Parce que nous sommes socialistes, parce que nous croyons que la laïcité est le ciment le plus solide du pacte républicain, il nous paraît aujourd'hui nécessaire de lever le flou politique et juridique. Nous n'avons plus le droit de laisser le corps enseignant se débattre dans les ambiguïtés de la jurisprudence. Il revient au politique, dont c'est la mission, de prendre ses responsabilités et de décider. Une règle commune doit être établie pour proscrire le port de tout insigne ostentatoire de nature religieuse ou politique, à l'école et dans les administrations publiques. Loi, décret, circulaire, charte, peu importe la forme juridique. L'essentiel est que chacun sache ce que veut la République. C'est une protection indispensable pour les agents publics. Mais c'est aussi une garantie pour les religions. Tout ce qui encourage les pratiques communautaristes dans l'espace public ne peut qu'aviver les tensions et se retourner contre les musulmans. L'islam de France s'enracinera d'autant mieux qu'il se verra reconnaître la pleine égalité de droits et de devoirs avec les autres cultes, sans ostracisme et sans esprit paternaliste.

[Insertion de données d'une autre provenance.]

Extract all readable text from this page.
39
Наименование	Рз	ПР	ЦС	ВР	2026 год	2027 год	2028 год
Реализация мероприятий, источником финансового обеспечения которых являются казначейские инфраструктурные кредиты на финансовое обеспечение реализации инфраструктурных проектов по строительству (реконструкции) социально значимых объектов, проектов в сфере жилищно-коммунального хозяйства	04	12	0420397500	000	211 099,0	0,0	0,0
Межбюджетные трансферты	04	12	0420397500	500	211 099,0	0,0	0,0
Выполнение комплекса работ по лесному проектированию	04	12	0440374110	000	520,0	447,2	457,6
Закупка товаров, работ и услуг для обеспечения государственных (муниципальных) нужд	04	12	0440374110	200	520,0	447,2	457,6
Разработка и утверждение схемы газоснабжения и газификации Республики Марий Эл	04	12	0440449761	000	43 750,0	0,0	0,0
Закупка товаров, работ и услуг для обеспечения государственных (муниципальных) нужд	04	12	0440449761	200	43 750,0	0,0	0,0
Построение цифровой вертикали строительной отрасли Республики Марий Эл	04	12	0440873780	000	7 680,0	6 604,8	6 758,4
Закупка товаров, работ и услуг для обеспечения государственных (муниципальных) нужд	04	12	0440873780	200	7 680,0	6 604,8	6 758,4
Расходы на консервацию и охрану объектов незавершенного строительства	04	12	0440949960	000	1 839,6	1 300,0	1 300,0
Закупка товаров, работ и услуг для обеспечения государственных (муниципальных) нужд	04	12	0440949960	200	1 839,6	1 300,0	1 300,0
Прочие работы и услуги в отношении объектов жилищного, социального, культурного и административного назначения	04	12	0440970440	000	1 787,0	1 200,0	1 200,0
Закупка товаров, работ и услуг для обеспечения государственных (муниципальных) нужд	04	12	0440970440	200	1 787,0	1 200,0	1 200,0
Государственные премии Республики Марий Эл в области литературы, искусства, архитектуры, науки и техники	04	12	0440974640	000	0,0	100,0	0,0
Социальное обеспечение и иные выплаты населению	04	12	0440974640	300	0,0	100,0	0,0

A l'évidence, la règle commune ne peut pas se limiter à une interdiction nécessaire mais insuffisante. Son impératif est de s'attaquer, aussi et surtout, à toutes les formes de discriminations sociales, culturelles ou religieuses dont sont trop souvent victimes nos compatriotes musulmans, pourtant respectueux dans leur immense majorité des lois laïques. Si nous ne faisons pas reculer cette forme larvée de ségrégation, si nous ne donnons pas aux enfants issus de l'immigration les mêmes chances que leurs compatriotes, alors soyons sûrs que la règle commune sera, à son tour, contestée ou contournée. La laïcité ne se divise pas. Elle est un processus global d'intégration.